About a year ago, I read a blog post, (I wish I could remember who wrote it, I owe them a 'thank you') where the author wrote that he 'no longer supported PCs.' At the time, I thought this was amusing. The vast majority of people that I know own PCs. I've been the local tech support for as long as I can remember. Heck – I was the IT department at my middle school. I've been supporting and fixing people's PCs so much that its just expected that I can fix anything in real short order. (Sometimes I can, sometimes not.)
Reading the post, I admired the author's undertaking, but didn't think it could ever apply to me. There were just too many people that I knew that owned PCs. I kind of liked helping them out.
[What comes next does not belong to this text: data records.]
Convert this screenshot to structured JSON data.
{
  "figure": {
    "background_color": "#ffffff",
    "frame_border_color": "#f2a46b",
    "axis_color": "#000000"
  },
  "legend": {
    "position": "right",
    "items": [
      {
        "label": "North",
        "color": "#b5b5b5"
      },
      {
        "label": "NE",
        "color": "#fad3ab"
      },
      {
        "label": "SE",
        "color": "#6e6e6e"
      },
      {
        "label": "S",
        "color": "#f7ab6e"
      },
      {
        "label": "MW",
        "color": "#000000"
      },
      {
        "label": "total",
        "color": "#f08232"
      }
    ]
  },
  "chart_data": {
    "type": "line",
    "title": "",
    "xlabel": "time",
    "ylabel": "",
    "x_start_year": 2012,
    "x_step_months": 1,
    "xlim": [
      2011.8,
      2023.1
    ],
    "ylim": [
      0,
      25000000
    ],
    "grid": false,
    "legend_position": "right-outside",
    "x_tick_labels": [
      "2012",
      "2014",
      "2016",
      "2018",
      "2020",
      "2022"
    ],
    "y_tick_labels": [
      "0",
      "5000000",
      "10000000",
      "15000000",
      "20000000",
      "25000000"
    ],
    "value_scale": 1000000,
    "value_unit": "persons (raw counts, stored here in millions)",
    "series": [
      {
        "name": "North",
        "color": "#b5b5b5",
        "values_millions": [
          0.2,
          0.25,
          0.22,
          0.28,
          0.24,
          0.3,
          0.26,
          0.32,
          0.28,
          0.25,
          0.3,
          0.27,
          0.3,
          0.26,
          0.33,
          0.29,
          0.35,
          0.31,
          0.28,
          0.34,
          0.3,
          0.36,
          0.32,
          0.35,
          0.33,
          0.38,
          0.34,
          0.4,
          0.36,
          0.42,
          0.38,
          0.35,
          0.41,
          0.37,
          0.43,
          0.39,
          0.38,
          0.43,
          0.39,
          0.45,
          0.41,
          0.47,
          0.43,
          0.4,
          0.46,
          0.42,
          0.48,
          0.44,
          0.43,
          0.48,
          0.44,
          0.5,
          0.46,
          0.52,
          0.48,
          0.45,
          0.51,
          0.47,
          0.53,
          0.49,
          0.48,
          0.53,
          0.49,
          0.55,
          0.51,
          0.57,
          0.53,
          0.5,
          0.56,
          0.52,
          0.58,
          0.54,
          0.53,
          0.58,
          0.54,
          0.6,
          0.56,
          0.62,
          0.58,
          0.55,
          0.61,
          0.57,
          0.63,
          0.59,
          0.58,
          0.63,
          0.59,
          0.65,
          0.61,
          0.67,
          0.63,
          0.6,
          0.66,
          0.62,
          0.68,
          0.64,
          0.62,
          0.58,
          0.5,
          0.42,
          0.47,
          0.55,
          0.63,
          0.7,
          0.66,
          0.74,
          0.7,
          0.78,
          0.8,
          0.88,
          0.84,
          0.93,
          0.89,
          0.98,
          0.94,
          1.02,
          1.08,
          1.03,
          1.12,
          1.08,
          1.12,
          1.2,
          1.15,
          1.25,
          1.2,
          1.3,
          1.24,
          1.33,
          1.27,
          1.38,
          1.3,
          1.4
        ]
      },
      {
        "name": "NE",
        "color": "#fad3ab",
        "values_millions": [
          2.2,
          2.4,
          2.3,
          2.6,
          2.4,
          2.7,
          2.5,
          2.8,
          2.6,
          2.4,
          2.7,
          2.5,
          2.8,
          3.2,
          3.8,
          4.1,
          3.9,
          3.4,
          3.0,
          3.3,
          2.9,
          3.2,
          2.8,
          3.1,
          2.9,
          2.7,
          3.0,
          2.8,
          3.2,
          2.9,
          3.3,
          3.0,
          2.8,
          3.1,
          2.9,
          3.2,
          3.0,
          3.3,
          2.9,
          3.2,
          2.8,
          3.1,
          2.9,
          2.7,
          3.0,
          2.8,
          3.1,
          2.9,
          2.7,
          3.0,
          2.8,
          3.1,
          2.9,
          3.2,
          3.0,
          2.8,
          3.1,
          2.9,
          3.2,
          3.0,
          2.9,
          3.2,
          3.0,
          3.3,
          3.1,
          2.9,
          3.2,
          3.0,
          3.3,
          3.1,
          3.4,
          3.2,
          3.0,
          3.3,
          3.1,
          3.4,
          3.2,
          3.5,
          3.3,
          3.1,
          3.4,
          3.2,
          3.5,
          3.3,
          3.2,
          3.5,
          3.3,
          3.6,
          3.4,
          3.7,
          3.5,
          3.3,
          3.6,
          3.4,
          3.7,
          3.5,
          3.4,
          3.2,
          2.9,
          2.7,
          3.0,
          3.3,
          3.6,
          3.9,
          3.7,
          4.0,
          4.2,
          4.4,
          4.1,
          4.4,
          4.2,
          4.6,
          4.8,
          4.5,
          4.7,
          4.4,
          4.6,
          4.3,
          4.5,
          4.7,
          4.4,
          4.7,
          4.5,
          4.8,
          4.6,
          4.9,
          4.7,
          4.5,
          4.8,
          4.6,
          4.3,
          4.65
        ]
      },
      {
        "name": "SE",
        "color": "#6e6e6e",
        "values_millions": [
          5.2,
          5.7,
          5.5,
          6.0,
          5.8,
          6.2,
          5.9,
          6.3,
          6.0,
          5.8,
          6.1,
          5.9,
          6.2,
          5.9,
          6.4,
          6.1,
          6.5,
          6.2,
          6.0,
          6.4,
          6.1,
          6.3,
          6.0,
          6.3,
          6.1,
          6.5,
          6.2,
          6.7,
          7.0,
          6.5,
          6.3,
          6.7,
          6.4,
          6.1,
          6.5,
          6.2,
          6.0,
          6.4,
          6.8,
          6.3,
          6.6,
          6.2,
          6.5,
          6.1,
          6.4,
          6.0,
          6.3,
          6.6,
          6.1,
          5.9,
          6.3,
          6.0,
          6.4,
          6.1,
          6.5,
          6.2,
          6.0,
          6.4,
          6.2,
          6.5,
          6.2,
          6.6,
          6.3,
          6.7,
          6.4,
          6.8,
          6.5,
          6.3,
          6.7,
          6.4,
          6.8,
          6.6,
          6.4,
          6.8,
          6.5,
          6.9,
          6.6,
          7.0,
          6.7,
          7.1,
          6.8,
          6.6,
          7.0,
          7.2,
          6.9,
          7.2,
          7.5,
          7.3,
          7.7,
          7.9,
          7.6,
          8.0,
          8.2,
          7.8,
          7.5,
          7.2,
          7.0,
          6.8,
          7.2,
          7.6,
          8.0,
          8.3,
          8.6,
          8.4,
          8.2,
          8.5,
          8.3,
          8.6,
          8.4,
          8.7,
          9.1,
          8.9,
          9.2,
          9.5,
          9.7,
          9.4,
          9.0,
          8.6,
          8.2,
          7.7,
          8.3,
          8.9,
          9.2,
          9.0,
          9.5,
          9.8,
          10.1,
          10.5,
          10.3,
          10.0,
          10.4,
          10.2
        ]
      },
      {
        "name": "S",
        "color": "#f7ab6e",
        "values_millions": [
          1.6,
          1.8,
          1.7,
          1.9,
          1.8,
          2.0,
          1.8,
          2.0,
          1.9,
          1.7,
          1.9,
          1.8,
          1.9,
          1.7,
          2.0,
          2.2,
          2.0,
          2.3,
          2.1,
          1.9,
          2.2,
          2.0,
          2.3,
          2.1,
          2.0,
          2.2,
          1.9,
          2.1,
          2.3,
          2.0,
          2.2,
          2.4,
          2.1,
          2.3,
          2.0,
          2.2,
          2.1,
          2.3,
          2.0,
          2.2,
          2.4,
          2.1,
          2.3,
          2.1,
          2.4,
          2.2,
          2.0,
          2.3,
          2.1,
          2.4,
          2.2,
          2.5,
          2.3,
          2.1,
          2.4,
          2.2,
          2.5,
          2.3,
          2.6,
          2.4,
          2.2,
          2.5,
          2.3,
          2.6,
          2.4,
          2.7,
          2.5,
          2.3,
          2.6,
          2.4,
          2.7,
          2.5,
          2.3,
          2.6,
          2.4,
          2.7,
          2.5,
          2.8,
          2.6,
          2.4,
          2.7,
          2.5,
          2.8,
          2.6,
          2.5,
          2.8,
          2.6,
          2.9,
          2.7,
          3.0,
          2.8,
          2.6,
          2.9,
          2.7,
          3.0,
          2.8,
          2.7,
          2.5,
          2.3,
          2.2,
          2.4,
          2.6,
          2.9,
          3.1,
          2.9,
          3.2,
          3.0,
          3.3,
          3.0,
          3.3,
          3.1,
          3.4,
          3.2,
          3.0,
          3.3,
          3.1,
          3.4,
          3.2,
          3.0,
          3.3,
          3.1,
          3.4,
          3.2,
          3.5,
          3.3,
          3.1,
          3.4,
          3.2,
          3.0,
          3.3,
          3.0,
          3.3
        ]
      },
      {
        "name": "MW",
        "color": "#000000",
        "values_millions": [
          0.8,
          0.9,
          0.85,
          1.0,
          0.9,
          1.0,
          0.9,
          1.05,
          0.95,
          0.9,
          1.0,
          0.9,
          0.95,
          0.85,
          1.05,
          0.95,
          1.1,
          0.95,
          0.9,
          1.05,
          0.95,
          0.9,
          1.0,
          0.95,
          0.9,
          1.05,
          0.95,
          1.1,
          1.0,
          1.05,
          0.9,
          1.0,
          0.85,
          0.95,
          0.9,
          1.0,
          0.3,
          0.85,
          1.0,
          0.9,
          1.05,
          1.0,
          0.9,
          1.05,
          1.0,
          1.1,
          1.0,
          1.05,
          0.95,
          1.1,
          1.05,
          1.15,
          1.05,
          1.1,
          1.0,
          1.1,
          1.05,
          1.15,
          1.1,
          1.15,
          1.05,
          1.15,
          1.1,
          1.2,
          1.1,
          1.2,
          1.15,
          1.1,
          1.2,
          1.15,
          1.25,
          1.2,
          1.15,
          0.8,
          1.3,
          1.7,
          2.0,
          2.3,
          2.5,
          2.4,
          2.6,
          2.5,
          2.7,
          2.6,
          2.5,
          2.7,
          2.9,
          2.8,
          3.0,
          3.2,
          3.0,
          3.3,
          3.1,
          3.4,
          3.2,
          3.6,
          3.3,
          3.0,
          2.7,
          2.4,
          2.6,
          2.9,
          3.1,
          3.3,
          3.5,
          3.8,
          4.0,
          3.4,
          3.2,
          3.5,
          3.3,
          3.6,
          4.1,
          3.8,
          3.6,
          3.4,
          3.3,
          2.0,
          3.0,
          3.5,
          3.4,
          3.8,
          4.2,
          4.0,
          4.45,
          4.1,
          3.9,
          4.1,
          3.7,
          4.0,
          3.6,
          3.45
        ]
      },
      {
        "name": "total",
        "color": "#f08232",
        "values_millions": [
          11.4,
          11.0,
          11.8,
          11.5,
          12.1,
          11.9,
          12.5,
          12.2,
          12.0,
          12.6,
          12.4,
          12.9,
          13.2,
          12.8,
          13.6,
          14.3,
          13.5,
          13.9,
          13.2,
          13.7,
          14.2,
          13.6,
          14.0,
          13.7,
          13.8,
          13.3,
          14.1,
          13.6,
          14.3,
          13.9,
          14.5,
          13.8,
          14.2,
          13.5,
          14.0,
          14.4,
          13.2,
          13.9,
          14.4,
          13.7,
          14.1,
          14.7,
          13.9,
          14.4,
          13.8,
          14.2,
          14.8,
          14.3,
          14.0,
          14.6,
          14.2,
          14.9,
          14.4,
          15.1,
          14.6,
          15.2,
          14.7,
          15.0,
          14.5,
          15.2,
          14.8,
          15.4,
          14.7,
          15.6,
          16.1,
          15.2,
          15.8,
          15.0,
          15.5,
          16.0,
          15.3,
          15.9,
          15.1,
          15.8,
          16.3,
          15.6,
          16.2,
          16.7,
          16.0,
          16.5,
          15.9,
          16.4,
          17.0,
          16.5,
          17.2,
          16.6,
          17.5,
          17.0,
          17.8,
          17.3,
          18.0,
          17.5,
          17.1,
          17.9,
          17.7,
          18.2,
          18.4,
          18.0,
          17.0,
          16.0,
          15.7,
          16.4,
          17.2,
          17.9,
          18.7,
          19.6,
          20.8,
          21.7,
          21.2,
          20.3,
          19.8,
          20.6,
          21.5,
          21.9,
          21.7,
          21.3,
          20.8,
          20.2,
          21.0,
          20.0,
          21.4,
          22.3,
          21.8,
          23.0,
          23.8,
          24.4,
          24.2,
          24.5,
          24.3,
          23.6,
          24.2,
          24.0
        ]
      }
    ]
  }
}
However, in the last 6 months a large number of people I know have been making the switch – to the point where I'm no longer the oddball out when I pull out my MacBook.
So, about a month ago, I decided to start to tell people that I just don't support PCs anymore. If they need help, they're more than welcome to go see mutual friend here and get help, I "don't support PCs." Of course, if they wanted to go buy a Mac, I'd be happy to help them with any questions they might have.
I thought for a while that this would be a real turn-off for people. They might think that I was purposefully being unhelpful, or mean, or whatever. After all, it's not like I can't fix their issue, just that I won't. To my surprise, the reactions have been mostly: "Well, you're a bit of a Mac snob, but you're right, Macs are better. I'll go talk to _ until I get a Mac."
Moral of the story: Not supporting PCs has made my life much easier. I have less headaches, and people seem generally open to getting a Mac.
Sidenote: Macs now hold a 6.5% market share – up from 4.4% where it's been hovering for years.